Taking his cue from the gorgeous costume scarcely concealed beneath his master’s fringed and brightly colored Syrian cloak, Bentu launched into one of Ata’s love-songs. His grinning comrades punctuated each verse with a staccato “ha-ha, o-ay!”
Menna sank back against his cushions; he smiled. It pleased him that this black shadow of his had divined his mission. Nay, Menna felt himself so at peace with the world that he gave command to allow a peasant’s all too-heavily laden donkey to pass unchallenged, an unheard of proceeding on the part of a Theban noble!
Bentu’s hopes rose. Under such circumstances all things were possible. He might receive a jeweled necklace, golden bars; a small farm, perhaps.
Indeed, Bentu’s expectations assumed so rosy an aspect, that he broke into a dance, clapping his hands or snapping his fingers in time to his leapings and posturings, quite in the manner of the Nubians, the curly-headed people to the south.

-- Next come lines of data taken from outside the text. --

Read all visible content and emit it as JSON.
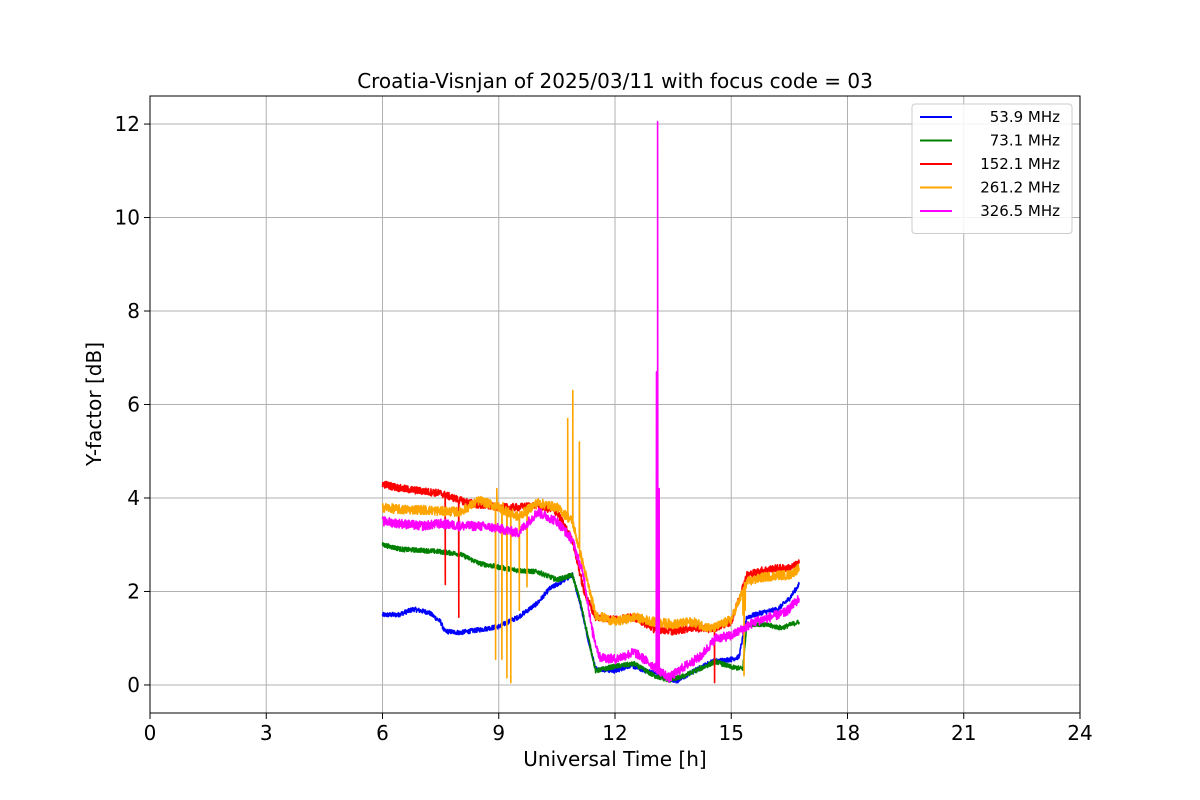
{
  "chart_data": {
    "type": "line",
    "title": "Croatia-Visnjan of 2025/03/11 with focus code = 03",
    "xlabel": "Universal Time [h]",
    "ylabel": "Y-factor [dB]",
    "xlim": [
      0,
      24
    ],
    "ylim": [
      -0.6,
      12.6
    ],
    "xticks": [
      "0",
      "3",
      "6",
      "9",
      "12",
      "15",
      "18",
      "21",
      "24"
    ],
    "xtick_values": [
      0,
      3,
      6,
      9,
      12,
      15,
      18,
      21,
      24
    ],
    "yticks": [
      "0",
      "2",
      "4",
      "6",
      "8",
      "10",
      "12"
    ],
    "ytick_values": [
      0,
      2,
      4,
      6,
      8,
      10,
      12
    ],
    "grid": true,
    "legend_position": "top-right",
    "series": [
      {
        "name": "53.9 MHz",
        "color": "#0000ff",
        "noise": 0.05,
        "points": [
          [
            6.0,
            1.5
          ],
          [
            6.4,
            1.5
          ],
          [
            6.8,
            1.62
          ],
          [
            7.2,
            1.55
          ],
          [
            7.5,
            1.35
          ],
          [
            7.6,
            1.15
          ],
          [
            8.0,
            1.12
          ],
          [
            8.5,
            1.18
          ],
          [
            9.0,
            1.25
          ],
          [
            9.5,
            1.45
          ],
          [
            10.0,
            1.75
          ],
          [
            10.3,
            2.05
          ],
          [
            10.6,
            2.2
          ],
          [
            10.9,
            2.35
          ],
          [
            11.1,
            1.75
          ],
          [
            11.3,
            1.0
          ],
          [
            11.5,
            0.35
          ],
          [
            12.0,
            0.3
          ],
          [
            12.4,
            0.42
          ],
          [
            12.8,
            0.3
          ],
          [
            13.2,
            0.22
          ],
          [
            13.6,
            0.08
          ],
          [
            14.0,
            0.28
          ],
          [
            14.5,
            0.5
          ],
          [
            15.0,
            0.55
          ],
          [
            15.2,
            0.6
          ],
          [
            15.4,
            1.45
          ],
          [
            15.8,
            1.55
          ],
          [
            16.2,
            1.62
          ],
          [
            16.5,
            1.85
          ],
          [
            16.75,
            2.15
          ]
        ]
      },
      {
        "name": "73.1 MHz",
        "color": "#008000",
        "noise": 0.05,
        "points": [
          [
            6.0,
            3.0
          ],
          [
            6.5,
            2.9
          ],
          [
            7.0,
            2.88
          ],
          [
            7.5,
            2.85
          ],
          [
            8.0,
            2.8
          ],
          [
            8.5,
            2.6
          ],
          [
            9.0,
            2.52
          ],
          [
            9.5,
            2.45
          ],
          [
            10.0,
            2.42
          ],
          [
            10.5,
            2.25
          ],
          [
            10.9,
            2.35
          ],
          [
            11.1,
            1.8
          ],
          [
            11.3,
            1.05
          ],
          [
            11.5,
            0.3
          ],
          [
            12.0,
            0.4
          ],
          [
            12.5,
            0.45
          ],
          [
            13.0,
            0.2
          ],
          [
            13.4,
            0.1
          ],
          [
            13.8,
            0.2
          ],
          [
            14.2,
            0.35
          ],
          [
            14.6,
            0.5
          ],
          [
            15.0,
            0.38
          ],
          [
            15.3,
            0.35
          ],
          [
            15.4,
            1.3
          ],
          [
            15.8,
            1.3
          ],
          [
            16.3,
            1.22
          ],
          [
            16.5,
            1.28
          ],
          [
            16.75,
            1.35
          ]
        ]
      },
      {
        "name": "152.1 MHz",
        "color": "#ff0000",
        "noise": 0.08,
        "points": [
          [
            6.0,
            4.3
          ],
          [
            6.5,
            4.2
          ],
          [
            7.0,
            4.15
          ],
          [
            7.5,
            4.1
          ],
          [
            8.0,
            3.95
          ],
          [
            8.5,
            3.85
          ],
          [
            9.0,
            3.8
          ],
          [
            9.5,
            3.8
          ],
          [
            10.0,
            3.85
          ],
          [
            10.5,
            3.7
          ],
          [
            10.9,
            3.1
          ],
          [
            11.2,
            2.0
          ],
          [
            11.5,
            1.45
          ],
          [
            12.0,
            1.4
          ],
          [
            12.5,
            1.45
          ],
          [
            13.0,
            1.2
          ],
          [
            13.5,
            1.15
          ],
          [
            14.0,
            1.22
          ],
          [
            14.5,
            1.2
          ],
          [
            15.0,
            1.35
          ],
          [
            15.4,
            2.35
          ],
          [
            15.8,
            2.45
          ],
          [
            16.2,
            2.5
          ],
          [
            16.5,
            2.5
          ],
          [
            16.75,
            2.6
          ]
        ]
      },
      {
        "name": "261.2 MHz",
        "color": "#ffa500",
        "noise": 0.1,
        "points": [
          [
            6.0,
            3.8
          ],
          [
            6.5,
            3.75
          ],
          [
            7.0,
            3.75
          ],
          [
            7.5,
            3.72
          ],
          [
            8.0,
            3.7
          ],
          [
            8.5,
            3.95
          ],
          [
            9.0,
            3.8
          ],
          [
            9.5,
            3.6
          ],
          [
            10.0,
            3.9
          ],
          [
            10.5,
            3.8
          ],
          [
            10.9,
            3.5
          ],
          [
            11.2,
            2.5
          ],
          [
            11.5,
            1.5
          ],
          [
            12.0,
            1.35
          ],
          [
            12.5,
            1.45
          ],
          [
            13.0,
            1.35
          ],
          [
            13.5,
            1.3
          ],
          [
            14.0,
            1.35
          ],
          [
            14.5,
            1.2
          ],
          [
            15.0,
            1.4
          ],
          [
            15.4,
            2.2
          ],
          [
            15.8,
            2.3
          ],
          [
            16.2,
            2.35
          ],
          [
            16.5,
            2.35
          ],
          [
            16.75,
            2.5
          ]
        ]
      },
      {
        "name": "326.5 MHz",
        "color": "#ff00ff",
        "noise": 0.1,
        "points": [
          [
            6.0,
            3.5
          ],
          [
            6.5,
            3.45
          ],
          [
            7.0,
            3.4
          ],
          [
            7.5,
            3.45
          ],
          [
            8.0,
            3.4
          ],
          [
            8.5,
            3.4
          ],
          [
            9.0,
            3.35
          ],
          [
            9.5,
            3.25
          ],
          [
            10.0,
            3.7
          ],
          [
            10.5,
            3.5
          ],
          [
            10.9,
            3.1
          ],
          [
            11.2,
            2.3
          ],
          [
            11.4,
            1.2
          ],
          [
            11.6,
            0.6
          ],
          [
            12.0,
            0.55
          ],
          [
            12.5,
            0.7
          ],
          [
            13.0,
            0.4
          ],
          [
            13.4,
            0.15
          ],
          [
            13.8,
            0.4
          ],
          [
            14.2,
            0.6
          ],
          [
            14.6,
            1.0
          ],
          [
            15.0,
            1.05
          ],
          [
            15.3,
            1.2
          ],
          [
            15.6,
            1.35
          ],
          [
            16.0,
            1.45
          ],
          [
            16.4,
            1.55
          ],
          [
            16.75,
            1.85
          ]
        ]
      }
    ],
    "spikes": [
      {
        "series": "152.1 MHz",
        "points": [
          [
            7.6,
            4.1
          ],
          [
            7.62,
            2.15
          ],
          [
            7.64,
            4.1
          ],
          [
            7.95,
            3.95
          ],
          [
            7.97,
            1.45
          ],
          [
            7.99,
            3.95
          ],
          [
            14.55,
            1.2
          ],
          [
            14.57,
            0.05
          ],
          [
            14.59,
            1.2
          ]
        ]
      },
      {
        "series": "261.2 MHz",
        "points": [
          [
            8.9,
            3.9
          ],
          [
            8.92,
            0.55
          ],
          [
            8.95,
            4.2
          ],
          [
            9.05,
            3.8
          ],
          [
            9.08,
            0.55
          ],
          [
            9.11,
            3.9
          ],
          [
            9.18,
            3.7
          ],
          [
            9.21,
            0.15
          ],
          [
            9.24,
            3.6
          ],
          [
            9.28,
            3.6
          ],
          [
            9.31,
            0.05
          ],
          [
            9.34,
            3.7
          ],
          [
            9.5,
            3.6
          ],
          [
            9.53,
            1.6
          ],
          [
            9.56,
            3.7
          ],
          [
            9.7,
            3.7
          ],
          [
            9.73,
            2.1
          ],
          [
            9.76,
            3.8
          ],
          [
            10.75,
            3.7
          ],
          [
            10.78,
            5.7
          ],
          [
            10.81,
            3.5
          ],
          [
            10.88,
            3.6
          ],
          [
            10.91,
            6.3
          ],
          [
            10.94,
            3.4
          ],
          [
            11.05,
            3.0
          ],
          [
            11.08,
            5.2
          ],
          [
            11.11,
            2.8
          ],
          [
            15.3,
            1.5
          ],
          [
            15.33,
            0.2
          ],
          [
            15.36,
            1.6
          ]
        ]
      },
      {
        "series": "326.5 MHz",
        "points": [
          [
            13.05,
            0.4
          ],
          [
            13.07,
            6.7
          ],
          [
            13.08,
            0.5
          ],
          [
            13.1,
            12.05
          ],
          [
            13.12,
            0.6
          ],
          [
            13.14,
            4.2
          ],
          [
            13.16,
            0.3
          ]
        ]
      }
    ]
  }
}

With the sudden disappearance of the swollen sun-disk behind the deep blue hills of Erment, song and dance abruptly ceased. Menna indicated that he would descend from his chair, and all, master and men together, addressed a short prayer for the success of the Sun-god in his ceaseless conflict with Apep, Fiend of Darkness.
Piety was a habit with Menna, as with Bentu and the rest.

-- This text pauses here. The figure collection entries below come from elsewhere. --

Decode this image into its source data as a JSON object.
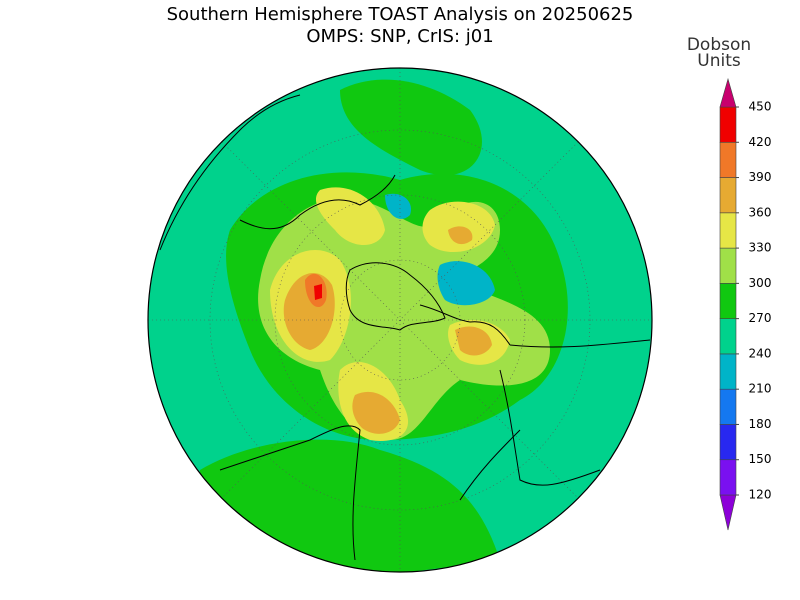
{
  "header": {
    "title": [
      "Southern Hemisphere TOAST Analysis on 20250625",
      "OMPS: SNP, CrIS: j01"
    ]
  },
  "colorbar": {
    "label": [
      "Dobson",
      "Units"
    ],
    "levels": [
      120,
      150,
      180,
      210,
      240,
      270,
      300,
      330,
      360,
      390,
      420,
      450
    ],
    "colors": [
      "#8c00d8",
      "#7a10f0",
      "#2828f0",
      "#1478f0",
      "#00b4c8",
      "#00d28c",
      "#10c810",
      "#a0e048",
      "#e6e646",
      "#e6aa32",
      "#f07828",
      "#f00000",
      "#c8006e"
    ]
  }
}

This done, once more Menna’s chair swung along the high embankment. Once again the warning shouts or blows from the forked staff of Bentu kept the narrow way free.

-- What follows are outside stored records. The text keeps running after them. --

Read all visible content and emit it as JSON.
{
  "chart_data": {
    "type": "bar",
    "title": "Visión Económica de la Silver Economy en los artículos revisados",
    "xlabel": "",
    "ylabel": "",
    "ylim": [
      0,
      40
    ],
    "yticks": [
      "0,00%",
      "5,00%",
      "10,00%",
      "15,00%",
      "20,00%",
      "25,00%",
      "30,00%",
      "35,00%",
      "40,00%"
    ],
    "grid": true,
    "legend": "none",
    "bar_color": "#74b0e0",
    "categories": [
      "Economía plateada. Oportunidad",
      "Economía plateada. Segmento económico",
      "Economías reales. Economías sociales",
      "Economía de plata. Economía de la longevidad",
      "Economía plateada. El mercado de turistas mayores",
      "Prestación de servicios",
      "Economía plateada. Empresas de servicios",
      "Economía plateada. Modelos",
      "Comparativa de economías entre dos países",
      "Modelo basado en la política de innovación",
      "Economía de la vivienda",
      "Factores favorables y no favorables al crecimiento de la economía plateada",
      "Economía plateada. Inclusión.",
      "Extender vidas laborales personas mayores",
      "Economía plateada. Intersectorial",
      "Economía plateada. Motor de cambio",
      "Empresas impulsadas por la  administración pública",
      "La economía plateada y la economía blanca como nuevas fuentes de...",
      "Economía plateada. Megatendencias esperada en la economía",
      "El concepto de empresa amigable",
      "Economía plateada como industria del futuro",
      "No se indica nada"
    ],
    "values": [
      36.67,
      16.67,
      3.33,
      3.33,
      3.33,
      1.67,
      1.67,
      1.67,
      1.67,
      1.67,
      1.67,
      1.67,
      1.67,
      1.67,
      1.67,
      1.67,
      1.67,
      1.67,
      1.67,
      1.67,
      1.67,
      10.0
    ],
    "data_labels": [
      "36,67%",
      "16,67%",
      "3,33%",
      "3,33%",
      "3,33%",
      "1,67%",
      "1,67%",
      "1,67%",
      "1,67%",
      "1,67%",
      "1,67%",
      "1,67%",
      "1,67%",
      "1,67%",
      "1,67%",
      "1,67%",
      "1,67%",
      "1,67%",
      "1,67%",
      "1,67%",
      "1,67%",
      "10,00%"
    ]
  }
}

Arrived before the tree-set entrance to the Temple of Thothmes, Menna left his servants and continued westward, past Amenhotep the Second’s temple, on foot. Soon his tall figure was lost among the groves of cedars, karobs and acacias with which the tomb precincts of the nobles Senmut, Ra, and Rekmara, were thickly planted.
Passing the great monument of the architect Senmut, from which vantage point the great cedar which marked the tomb precinct of his father and mother was visible, Menna turned towards the yellow terraces of Hatshepsut’s ivory-columned temple. To the left, he could already distinguish the little pyramid and the terraced colonades of the Mentuhotep Shrine, near which was the spot he sought. A few minutes more and he had crossed the ruined forecourt of that ancient king’s memorial shrine.
For a moment Menna looked about him. He consulted a memorandum which he took from his jeweled belt. Then again, with an anticipatory smile, he ascended to the highest terrace and suddenly vanished into a dark opening which seemed to lead into the very face of the stupendous cliffs which towered above.